Crawford formed the Gospel Mission, and eight (of fourteen) Southern Baptist missionaries joined him. By the turn of the century, the mission had grown to nineteen. All the Gospel missioners wore Chinese clothing, lived in Chinese houses, and solely preached the gospel. This was similar to the practices of the missionaries of the China Inland Mission. Southern Baptist Convention missionaries struggled with Crawford's "unattractive social philosophy and his refusal to give sensible leadership to the Christian Chinese."[2] (Hyatt, 1976:59)
Martha Crawford remained loyal to her husband, although she disagreed with several of his views. In 1867 she formed a boys' school in their home.
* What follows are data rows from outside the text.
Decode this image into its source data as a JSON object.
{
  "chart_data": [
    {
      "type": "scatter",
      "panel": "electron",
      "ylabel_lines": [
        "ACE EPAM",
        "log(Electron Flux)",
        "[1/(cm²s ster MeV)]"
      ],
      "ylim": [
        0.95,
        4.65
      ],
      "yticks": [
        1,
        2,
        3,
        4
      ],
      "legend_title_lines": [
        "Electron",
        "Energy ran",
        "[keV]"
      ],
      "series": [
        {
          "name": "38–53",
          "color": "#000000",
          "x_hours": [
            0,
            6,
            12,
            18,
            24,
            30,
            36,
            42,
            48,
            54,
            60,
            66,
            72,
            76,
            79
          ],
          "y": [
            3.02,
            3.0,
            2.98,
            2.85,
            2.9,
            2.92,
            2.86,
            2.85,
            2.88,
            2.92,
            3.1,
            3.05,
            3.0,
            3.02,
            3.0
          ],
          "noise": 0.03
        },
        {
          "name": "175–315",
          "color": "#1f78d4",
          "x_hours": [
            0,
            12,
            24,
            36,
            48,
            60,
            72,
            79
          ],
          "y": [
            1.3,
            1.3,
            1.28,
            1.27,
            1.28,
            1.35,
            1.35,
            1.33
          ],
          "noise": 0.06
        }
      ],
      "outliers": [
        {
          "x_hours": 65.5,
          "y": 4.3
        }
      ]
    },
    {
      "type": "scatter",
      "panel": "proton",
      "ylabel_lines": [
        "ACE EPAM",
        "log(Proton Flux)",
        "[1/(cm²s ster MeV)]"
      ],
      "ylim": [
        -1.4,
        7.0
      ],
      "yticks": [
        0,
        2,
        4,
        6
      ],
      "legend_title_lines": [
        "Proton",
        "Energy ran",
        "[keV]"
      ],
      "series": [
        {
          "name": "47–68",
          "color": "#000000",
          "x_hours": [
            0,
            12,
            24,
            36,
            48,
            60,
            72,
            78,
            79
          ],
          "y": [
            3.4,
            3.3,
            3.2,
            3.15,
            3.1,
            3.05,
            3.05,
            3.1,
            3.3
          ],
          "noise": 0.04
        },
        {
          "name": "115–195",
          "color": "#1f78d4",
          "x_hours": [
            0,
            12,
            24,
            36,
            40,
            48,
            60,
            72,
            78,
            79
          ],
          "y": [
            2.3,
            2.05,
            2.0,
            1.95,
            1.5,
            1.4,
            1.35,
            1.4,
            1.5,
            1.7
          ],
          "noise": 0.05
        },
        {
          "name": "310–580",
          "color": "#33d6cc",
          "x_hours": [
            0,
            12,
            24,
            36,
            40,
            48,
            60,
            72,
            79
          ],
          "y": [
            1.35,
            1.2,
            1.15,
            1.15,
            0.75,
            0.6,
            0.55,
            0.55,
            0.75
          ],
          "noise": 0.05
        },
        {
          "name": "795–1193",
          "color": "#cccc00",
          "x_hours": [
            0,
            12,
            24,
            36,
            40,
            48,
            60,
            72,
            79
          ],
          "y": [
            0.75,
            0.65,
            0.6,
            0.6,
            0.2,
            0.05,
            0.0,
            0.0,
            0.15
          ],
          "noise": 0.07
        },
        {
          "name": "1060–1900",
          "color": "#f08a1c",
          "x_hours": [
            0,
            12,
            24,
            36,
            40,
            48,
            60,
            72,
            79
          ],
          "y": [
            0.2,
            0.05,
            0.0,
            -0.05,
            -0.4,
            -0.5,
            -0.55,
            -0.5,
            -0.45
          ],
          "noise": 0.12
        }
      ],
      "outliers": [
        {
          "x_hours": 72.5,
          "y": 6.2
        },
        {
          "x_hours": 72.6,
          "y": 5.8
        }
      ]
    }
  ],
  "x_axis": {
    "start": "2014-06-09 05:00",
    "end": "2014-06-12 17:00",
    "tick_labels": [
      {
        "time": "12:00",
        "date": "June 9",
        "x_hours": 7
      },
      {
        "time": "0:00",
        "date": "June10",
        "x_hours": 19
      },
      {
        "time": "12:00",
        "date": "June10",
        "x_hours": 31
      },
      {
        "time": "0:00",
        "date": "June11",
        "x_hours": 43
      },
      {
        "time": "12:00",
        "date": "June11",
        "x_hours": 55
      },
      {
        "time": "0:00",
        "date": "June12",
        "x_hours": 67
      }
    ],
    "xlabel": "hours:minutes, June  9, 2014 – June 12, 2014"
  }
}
Several of the students went on to become pastors at the successful Huangxian and Pingdu stations. She also wrote The Three Maidens, a book for children, which was subsequently widely used throughout China. At the Second Missionary Conference (1877), she spoke on "Women's Work for Women", stressing missionary wives should visit house-to-house, personally instruct local women, and prepare suitable literature for them.
In his book The Patriarchal Dynasties, Crawford announced his conviction that in 1876 the world was 14,376 years old.[3] He believed that the Garden of Eden was a theocratic confederacy, with a population of 1,174,405,120.